The FAA has a distinction between commercial and recreational flying. When the laws were written, commercial meant that you were carrying passengers in a full-sized aircraft. And it makes sense to have more rigid rules in place for passenger aircraft.

Times have changed and using commercial vs recreational doesn't make sense anymore. The FAA is trying to apply existing laws to new technology. So, we're left with the case that it's perfectly legal to put a camera on a toy RC aircraft and take pictures for fun. But if you sell those pictures now you've crossed into commercial territory and your flight was no longer legal.

edit The good news is that the FAA is working on new rules. They're just miserably slow about it.

Just a few weeks ago the FAA released its roadmap for new UAV regulation where they discuss some of their plans for regulating commercial activity: http://www.faa.gov/about/initiatives/uas/media/uas_roadmap_2...

Lots of people have been waiting years for this, and are still waiting for more detail, from drone startups (check AngelList to see how many have started in the past year) to guys wanting to sell aerial photography services.
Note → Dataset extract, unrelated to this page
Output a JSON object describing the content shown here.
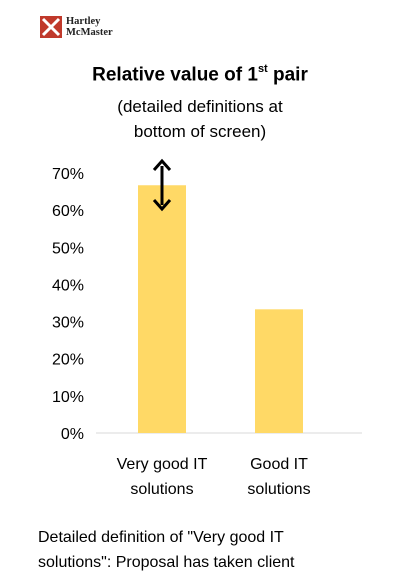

Probably for similar reasons why you need a commercial pilot license. If you're going to be doing it for money, you should have more training than someone just going to wal-mart and picking up a drone. However, as such a training regimen has not been defined yet, the FAA has decided that it's safer just to say it's off limits for now.

Personally, I'd love to see more effort into setting up such a commercial program, as there are a lot of dangerous jobs that could be made safer through drones. For example, there are dozens of crop duster accidents each year where someone's injured or killed. Pulling someone out of the pilot seat, and onto the ground can make that job a lot safer and more accurate. But, we can't get there until we do the studies to figure out how to do such safely.

It's odd that you can fly them around the city and bump into buildings freely, but when the money aspect is implemented it somehow changes everything. A sandwich or other small food delivery service seems innocent enough.
Beginning airline pilots are paid dogfood wages, approved to fly commercially, and have about half the week off. Could they fly drones for profit?